The RFI seeks out new platforms that would include next-generation technologies such as artificial intelligence, autonomy, open-ended systems, machine learning and digital engineering.

Because of the small amount of funding the Air Force proposes for the MQ-9 follow-on concept exploration in fiscal 2021, the House Appropriations Committee “directs the Secretary of the Air Force to submit a report to the congressional defense committees not later than the submission of the fiscal year 2022 budget request on an MQ–9 follow-on program to be designated as MQ–Next,” according to the report language. “The goal of the MQ–Next program should be to accelerate the development and fielding of a next-generation medium altitude unmanned aerial system. The report shall detail the desired features of such a system, the cost and timeline required to achieve development and fielding, proposed measures to ensure full and open competition, and an explanation of how such a system would fulfill the goals of the National Defense Strategy.”
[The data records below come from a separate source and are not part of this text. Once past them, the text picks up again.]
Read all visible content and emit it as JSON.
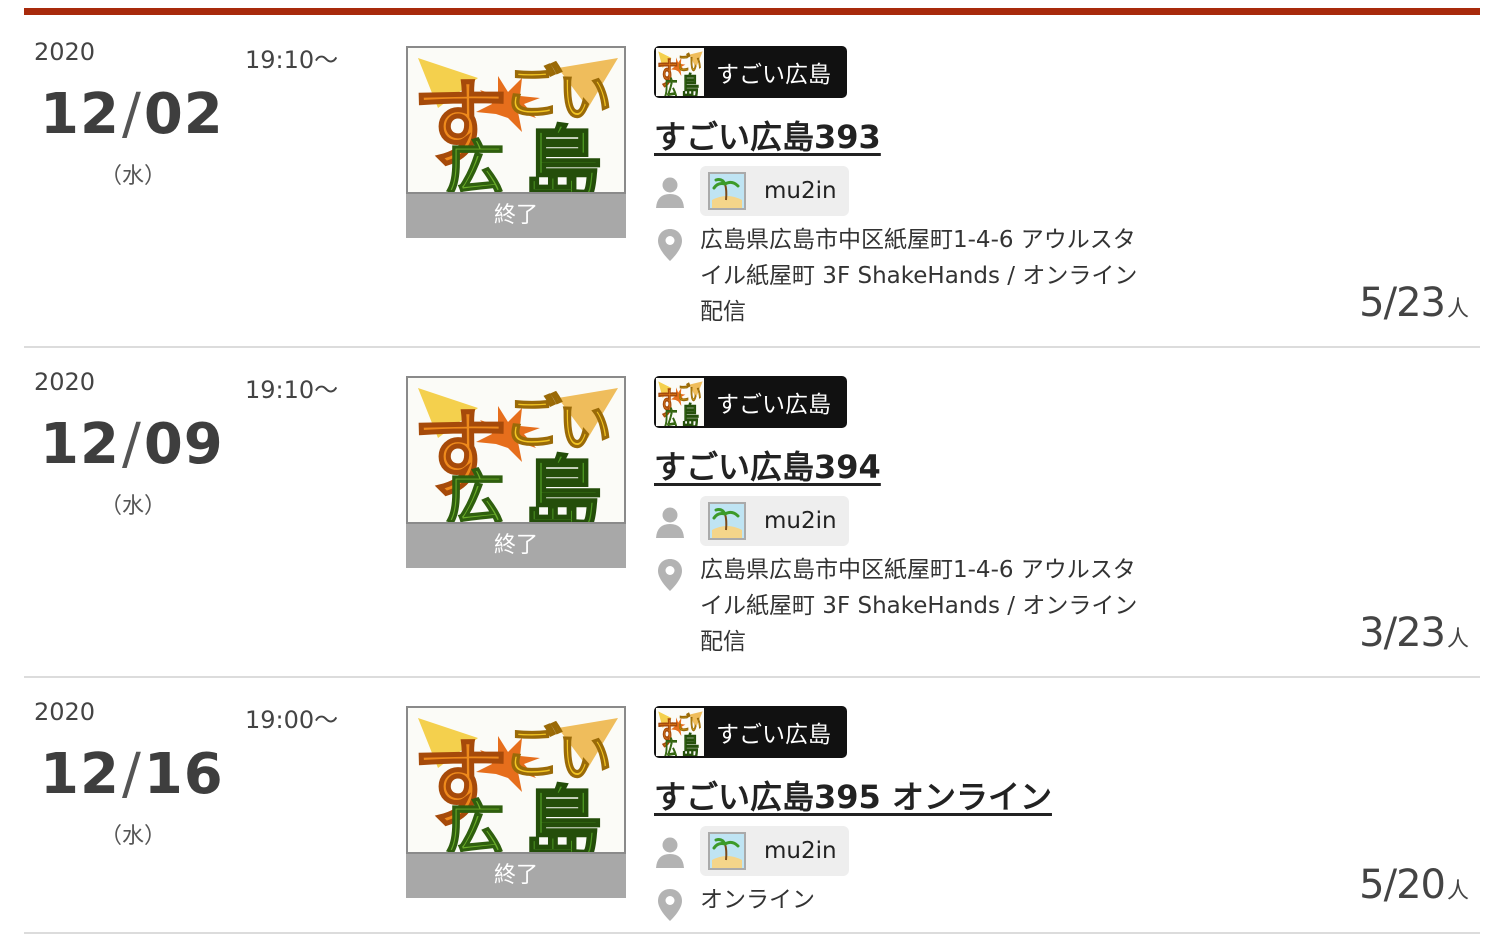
{
  "events": [
    {
      "year": "2020",
      "month": "12",
      "day": "02",
      "weekday": "（水）",
      "time": "19:10〜",
      "status": "終了",
      "group_name": "すごい広島",
      "title": "すごい広島393",
      "owner": "mu2in",
      "venue": "広島県広島市中区紙屋町1-4-6 アウルスタイル紙屋町 3F ShakeHands / オンライン配信",
      "attendance": "5/23",
      "unit": "人"
    },
    {
      "year": "2020",
      "month": "12",
      "day": "09",
      "weekday": "（水）",
      "time": "19:10〜",
      "status": "終了",
      "group_name": "すごい広島",
      "title": "すごい広島394",
      "owner": "mu2in",
      "venue": "広島県広島市中区紙屋町1-4-6 アウルスタイル紙屋町 3F ShakeHands / オンライン配信",
      "attendance": "3/23",
      "unit": "人"
    },
    {
      "year": "2020",
      "month": "12",
      "day": "16",
      "weekday": "（水）",
      "time": "19:00〜",
      "status": "終了",
      "group_name": "すごい広島",
      "title": "すごい広島395 オンライン",
      "owner": "mu2in",
      "venue": "オンライン",
      "attendance": "5/20",
      "unit": "人"
    }
  ],
  "colors": {
    "accent_bar": "#a82a0c",
    "status_bg": "#a8a8a8",
    "group_badge_bg": "#111111"
  },
  "icons": {
    "owner": "user-icon",
    "venue": "map-pin-icon",
    "avatar": "island-avatar-icon"
  }
}
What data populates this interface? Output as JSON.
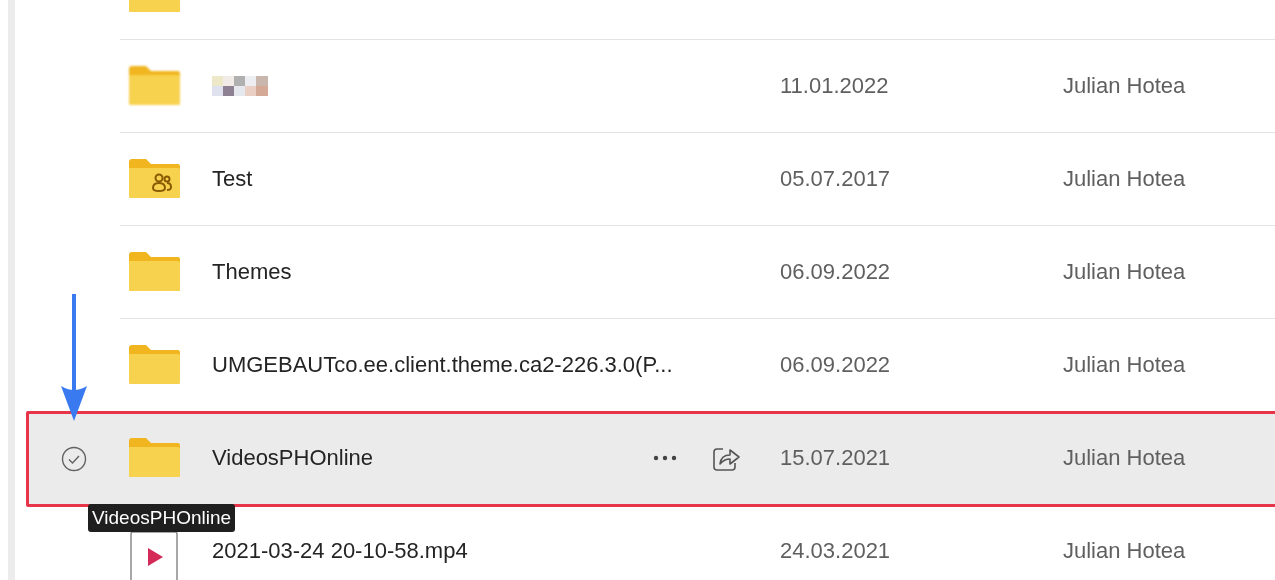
{
  "rows": [
    {
      "kind": "folder",
      "selected": false
    },
    {
      "kind": "folder",
      "name_redacted": true,
      "date": "11.01.2022",
      "owner": "Julian Hotea",
      "selected": false
    },
    {
      "kind": "shared-folder",
      "name": "Test",
      "date": "05.07.2017",
      "owner": "Julian Hotea",
      "selected": false
    },
    {
      "kind": "folder",
      "name": "Themes",
      "date": "06.09.2022",
      "owner": "Julian Hotea",
      "selected": false
    },
    {
      "kind": "folder",
      "name": "UMGEBAUTco.ee.client.theme.ca2-226.3.0(P...",
      "date": "06.09.2022",
      "owner": "Julian Hotea",
      "selected": false
    },
    {
      "kind": "folder",
      "name": "VideosPHOnline",
      "date": "15.07.2021",
      "owner": "Julian Hotea",
      "selected": true
    },
    {
      "kind": "video",
      "name": "2021-03-24 20-10-58.mp4",
      "date": "24.03.2021",
      "owner": "Julian Hotea",
      "selected": false
    }
  ],
  "tooltip": {
    "text": "VideosPHOnline"
  },
  "annotations": [
    {
      "kind": "arrow",
      "color": "#3a7af0"
    },
    {
      "kind": "highlight-box",
      "color": "#e8344a"
    }
  ]
}
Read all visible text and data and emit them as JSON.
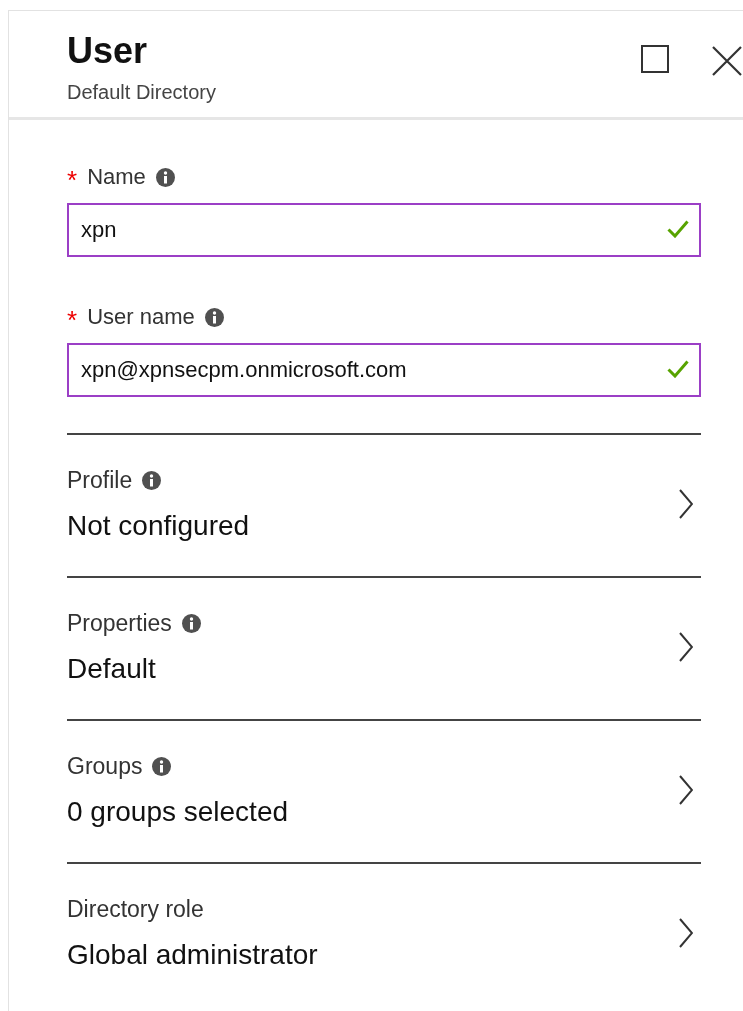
{
  "header": {
    "title": "User",
    "subtitle": "Default Directory"
  },
  "fields": [
    {
      "label": "Name",
      "required_mark": "*",
      "info": true,
      "value": "xpn",
      "valid": true
    },
    {
      "label": "User name",
      "required_mark": "*",
      "info": true,
      "value": "xpn@xpnsecpm.onmicrosoft.com",
      "valid": true
    }
  ],
  "sections": [
    {
      "label": "Profile",
      "info": true,
      "value": "Not configured"
    },
    {
      "label": "Properties",
      "info": true,
      "value": "Default"
    },
    {
      "label": "Groups",
      "info": true,
      "value": "0 groups selected"
    },
    {
      "label": "Directory role",
      "info": false,
      "value": "Global administrator"
    }
  ]
}
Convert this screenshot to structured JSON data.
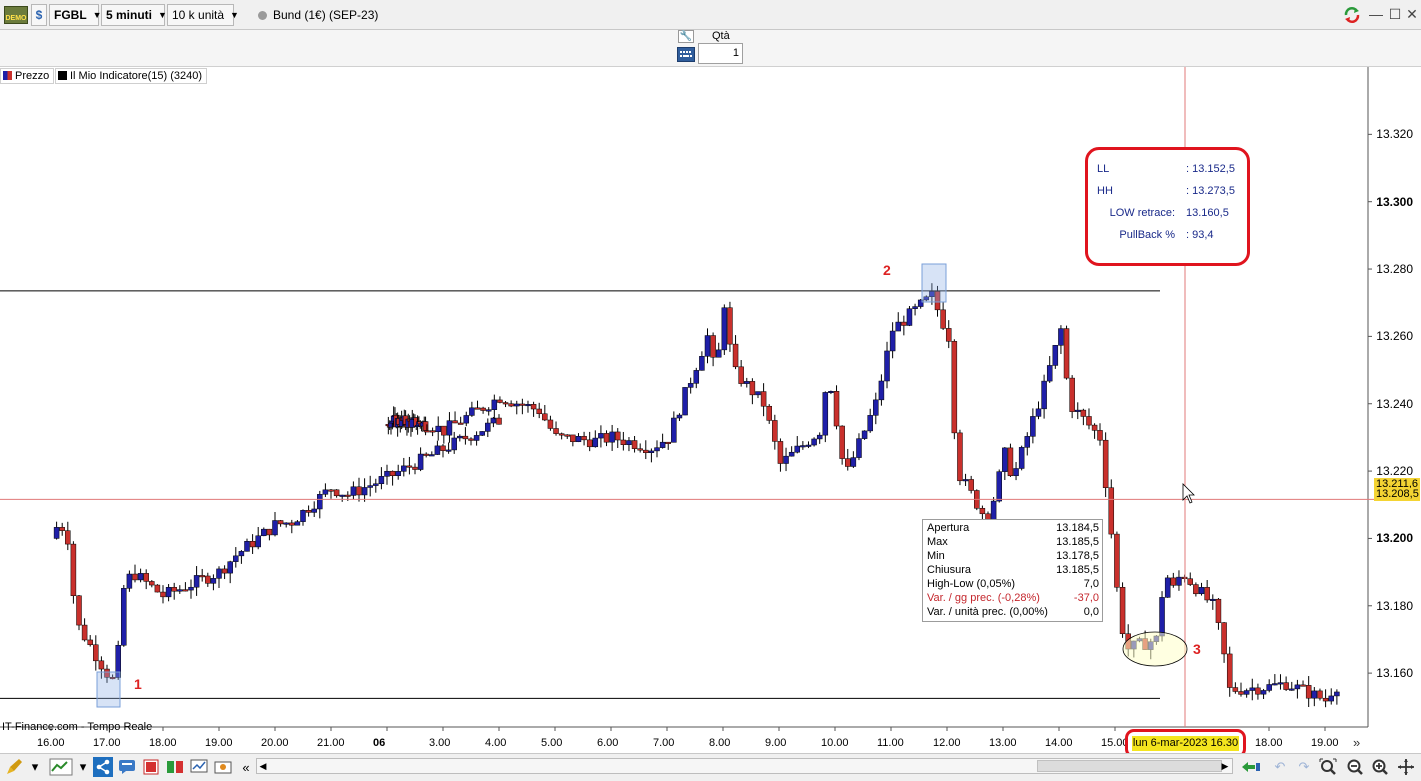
{
  "titlebar": {
    "demo_badge": "DEMO",
    "symbol": "FGBL",
    "timeframe": "5 minuti",
    "units": "10 k unità",
    "instrument": "Bund (1€) (SEP-23)"
  },
  "orderbar": {
    "qty_label": "Qtà",
    "qty_value": "1"
  },
  "legend": {
    "price": "Prezzo",
    "indicator": "Il Mio Indicatore(15) (3240)"
  },
  "markers": {
    "one": "1",
    "two": "2",
    "three": "3"
  },
  "info_panel": {
    "ll_label": "LL",
    "ll_value": ": 13.152,5",
    "hh_label": "HH",
    "hh_value": ": 13.273,5",
    "low_retrace_label": "LOW retrace:",
    "low_retrace_value": "13.160,5",
    "pullback_label": "PullBack %",
    "pullback_value": ": 93,4"
  },
  "ohlc_tooltip": {
    "rows": [
      {
        "k": "Apertura",
        "v": "13.184,5"
      },
      {
        "k": "Max",
        "v": "13.185,5"
      },
      {
        "k": "Min",
        "v": "13.178,5"
      },
      {
        "k": "Chiusura",
        "v": "13.185,5"
      },
      {
        "k": "High-Low (0,05%)",
        "v": "7,0"
      },
      {
        "k": "Var. / gg prec. (-0,28%)",
        "v": "-37,0"
      },
      {
        "k": "Var. / unità prec. (0,00%)",
        "v": "0,0"
      }
    ]
  },
  "price_tags": {
    "cursor": "13.211,6",
    "last": "13.208,5"
  },
  "source_label": "IT-Finance.com - Tempo Reale",
  "cursor_date": "lun 6-mar-2023 16.30",
  "colors": {
    "up": "#1f1fa8",
    "down": "#c9302c",
    "highlight": "#e0141e",
    "cursor": "#e07878"
  },
  "chart_data": {
    "type": "candlestick",
    "y_ticks": [
      "13.320",
      "13.300",
      "13.280",
      "13.260",
      "13.240",
      "13.220",
      "13.200",
      "13.180",
      "13.160"
    ],
    "y_bold_ticks": [
      "13.300",
      "13.200"
    ],
    "x_ticks": [
      "16.00",
      "17.00",
      "18.00",
      "19.00",
      "20.00",
      "21.00",
      "06",
      "3.00",
      "4.00",
      "5.00",
      "6.00",
      "7.00",
      "8.00",
      "9.00",
      "10.00",
      "11.00",
      "12.00",
      "13.00",
      "14.00",
      "15.00",
      "18.00",
      "19.00"
    ],
    "ylim": [
      13.144,
      13.34
    ],
    "levels": {
      "ll": 13.1525,
      "hh": 13.2735,
      "cursor_price": 13.2116
    },
    "close_path": [
      [
        "16.00",
        13.2
      ],
      [
        "16.15",
        13.205
      ],
      [
        "16.30",
        13.2
      ],
      [
        "16.45",
        13.175
      ],
      [
        "17.00",
        13.16
      ],
      [
        "17.15",
        13.157
      ],
      [
        "17.30",
        13.185
      ],
      [
        "17.45",
        13.19
      ],
      [
        "18.00",
        13.183
      ],
      [
        "18.30",
        13.185
      ],
      [
        "19.00",
        13.19
      ],
      [
        "19.30",
        13.195
      ],
      [
        "20.00",
        13.204
      ],
      [
        "20.30",
        13.205
      ],
      [
        "21.00",
        13.215
      ],
      [
        "21.30",
        13.213
      ],
      [
        "22.00",
        13.218
      ],
      [
        "06",
        13.235
      ],
      [
        "3.00",
        13.234
      ],
      [
        "3.30",
        13.232
      ],
      [
        "4.00",
        13.239
      ],
      [
        "4.30",
        13.242
      ],
      [
        "5.00",
        13.238
      ],
      [
        "5.30",
        13.23
      ],
      [
        "6.00",
        13.229
      ],
      [
        "6.30",
        13.23
      ],
      [
        "7.00",
        13.227
      ],
      [
        "7.30",
        13.23
      ],
      [
        "8.00",
        13.26
      ],
      [
        "8.15",
        13.248
      ],
      [
        "8.30",
        13.27
      ],
      [
        "8.45",
        13.25
      ],
      [
        "9.00",
        13.24
      ],
      [
        "9.30",
        13.222
      ],
      [
        "10.00",
        13.232
      ],
      [
        "10.15",
        13.25
      ],
      [
        "10.30",
        13.235
      ],
      [
        "10.45",
        13.218
      ],
      [
        "11.00",
        13.24
      ],
      [
        "11.30",
        13.262
      ],
      [
        "12.00",
        13.272
      ],
      [
        "12.30",
        13.26
      ],
      [
        "12.45",
        13.22
      ],
      [
        "13.00",
        13.205
      ],
      [
        "13.30",
        13.225
      ],
      [
        "13.45",
        13.218
      ],
      [
        "14.00",
        13.245
      ],
      [
        "14.30",
        13.262
      ],
      [
        "14.45",
        13.24
      ],
      [
        "15.00",
        13.23
      ],
      [
        "15.15",
        13.21
      ],
      [
        "15.30",
        13.185
      ],
      [
        "15.45",
        13.167
      ],
      [
        "16.00",
        13.17
      ],
      [
        "16.15",
        13.19
      ],
      [
        "16.30",
        13.185
      ],
      [
        "16.45",
        13.19
      ],
      [
        "17.00",
        13.18
      ],
      [
        "17.15",
        13.17
      ],
      [
        "17.30",
        13.155
      ],
      [
        "18.00",
        13.156
      ],
      [
        "18.30",
        13.157
      ],
      [
        "19.00",
        13.152
      ],
      [
        "19.15",
        13.156
      ],
      [
        "19.30",
        13.157
      ]
    ]
  }
}
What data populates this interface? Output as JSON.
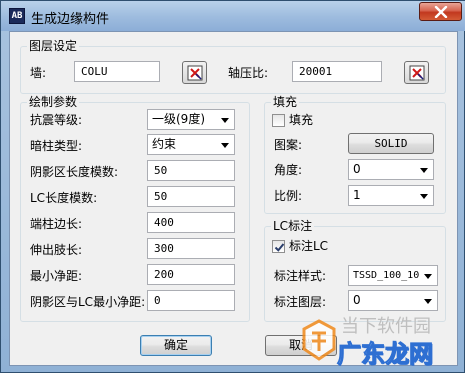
{
  "window": {
    "title": "生成边缘构件",
    "icon_text": "AB"
  },
  "layer": {
    "group_title": "图层设定",
    "wall_label": "墙:",
    "wall_value": "COLU",
    "ratio_label": "轴压比:",
    "ratio_value": "20001"
  },
  "draw": {
    "group_title": "绘制参数",
    "seismic_label": "抗震等级:",
    "seismic_value": "一级(9度)",
    "hidden_label": "暗柱类型:",
    "hidden_value": "约束",
    "shade_len_label": "阴影区长度模数:",
    "shade_len_value": "50",
    "lc_len_label": "LC长度模数:",
    "lc_len_value": "50",
    "end_label": "端柱边长:",
    "end_value": "400",
    "limb_label": "伸出肢长:",
    "limb_value": "300",
    "min_label": "最小净距:",
    "min_value": "200",
    "shade_lc_label": "阴影区与LC最小净距:",
    "shade_lc_value": "0"
  },
  "fill": {
    "group_title": "填充",
    "fill_check_label": "填充",
    "fill_checked": false,
    "pattern_label": "图案:",
    "pattern_value": "SOLID",
    "angle_label": "角度:",
    "angle_value": "0",
    "scale_label": "比例:",
    "scale_value": "1"
  },
  "lc": {
    "group_title": "LC标注",
    "mark_label": "标注LC",
    "mark_checked": true,
    "style_label": "标注样式:",
    "style_value": "TSSD_100_10",
    "layer_label": "标注图层:",
    "layer_value": "0"
  },
  "buttons": {
    "ok": "确定",
    "cancel": "取消"
  },
  "watermark": {
    "top_text": "当下软件园",
    "main_text": "广东龙网"
  },
  "colors": {
    "accent": "#3c7fb1",
    "close_red": "#c2381f",
    "watermark_blue": "#2e6fd2"
  }
}
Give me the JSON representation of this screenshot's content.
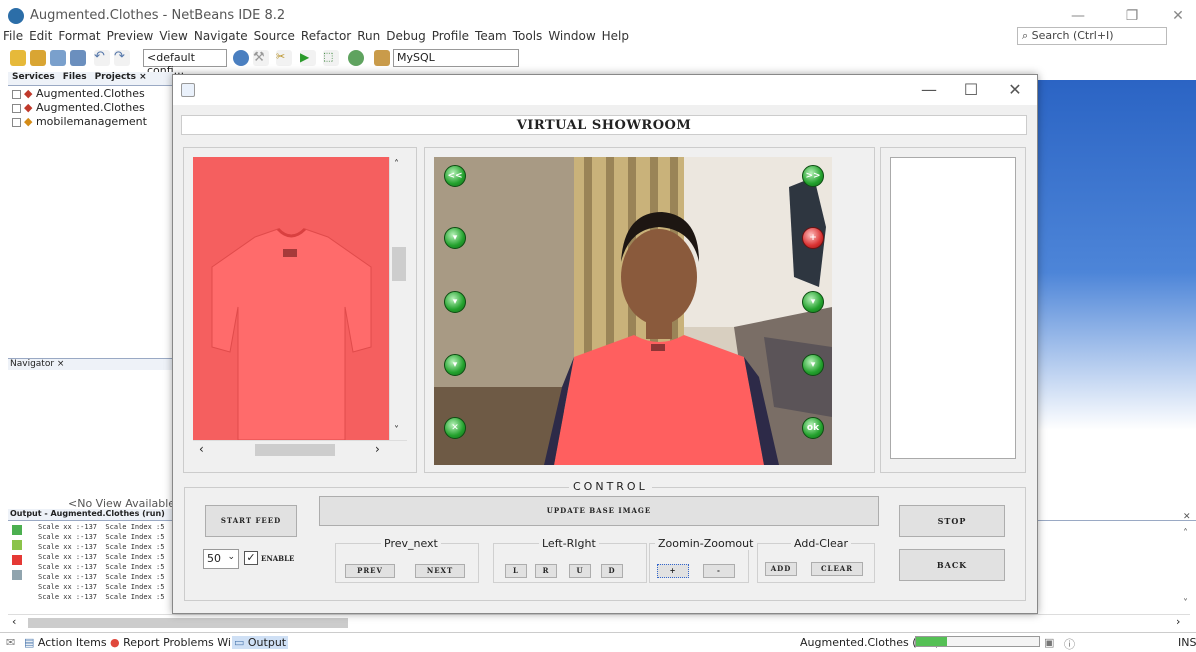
{
  "ide": {
    "title": "Augmented.Clothes - NetBeans IDE 8.2",
    "menu": [
      "File",
      "Edit",
      "Format",
      "Preview",
      "View",
      "Navigate",
      "Source",
      "Refactor",
      "Run",
      "Debug",
      "Profile",
      "Team",
      "Tools",
      "Window",
      "Help"
    ],
    "search_placeholder": "Search (Ctrl+I)",
    "config_combo": "<default confi...",
    "db_combo": "MySQL",
    "panel_tabs": [
      "Services",
      "Files",
      "Projects ×"
    ],
    "projects": [
      "Augmented.Clothes",
      "Augmented.Clothes",
      "mobilemanagement"
    ],
    "navigator_tab": "Navigator ×",
    "no_view": "<No View Available>",
    "output_tab": "Output - Augmented.Clothes (run)",
    "output_lines": [
      "Scale xx :-137  Scale Index :5",
      "Scale xx :-137  Scale Index :5",
      "Scale xx :-137  Scale Index :5",
      "Scale xx :-137  Scale Index :5",
      "Scale xx :-137  Scale Index :5",
      "Scale xx :-137  Scale Index :5",
      "Scale xx :-137  Scale Index :5",
      "Scale xx :-137  Scale Index :5"
    ],
    "status_items": [
      "Action Items",
      "Report Problems Window",
      "Output"
    ],
    "run_status": "Augmented.Clothes (run)",
    "run_progress": 0.25,
    "ins": "INS"
  },
  "dialog": {
    "heading": "VIRTUAL SHOWROOM",
    "control_label": "CONTROL",
    "start_feed": "START FEED",
    "update_base": "UPDATE BASE IMAGE",
    "stop": "STOP",
    "back": "BACK",
    "scale_value": "50",
    "enable": "ENABLE",
    "enable_checked": true,
    "groups": {
      "prev_next": {
        "label": "Prev_next",
        "buttons": [
          "PREV",
          "NEXT"
        ]
      },
      "left_right": {
        "label": "Left-RIght",
        "buttons": [
          "L",
          "R",
          "U",
          "D"
        ]
      },
      "zoom": {
        "label": "Zoomin-Zoomout",
        "buttons": [
          "+",
          "-"
        ]
      },
      "add_clear": {
        "label": "Add-Clear",
        "buttons": [
          "ADD",
          "CLEAR"
        ]
      }
    },
    "camera_left_buttons": [
      "<<",
      "▾",
      "▾",
      "▾",
      "✕"
    ],
    "camera_right_buttons": [
      ">>",
      "+",
      "▾",
      "▾",
      "ok"
    ]
  }
}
Roper said on July 14 that the ongoing study on the MQ-9 replacement is “complicated,” as he said the Air Force needs the replacement drones to be “true utility players” in an environment that will feature the Advanced Battle Management System (ABMS). The MQ-9 replacement “can’t be just a new way to do ISR in the Middle East,” Roper said.

On July 8, Brig. Gen. David Harris, director of Air Force Warfighting Integration Capability (AFWIC) and the Air Force’s deputy chief of staff for strategy, integration, and requirements, told a Mitchell Institute for Aerospace Studies’ virtual audience that the General Atomics’ MQ-1 Predator and MQ-9 represent a “two-lane model” of the highways envisioned by Air Force Chief of Staff Gen. David Goldfein and that Air Force leaders “want to turn that into the Autobahn,” with the aid of ABMS.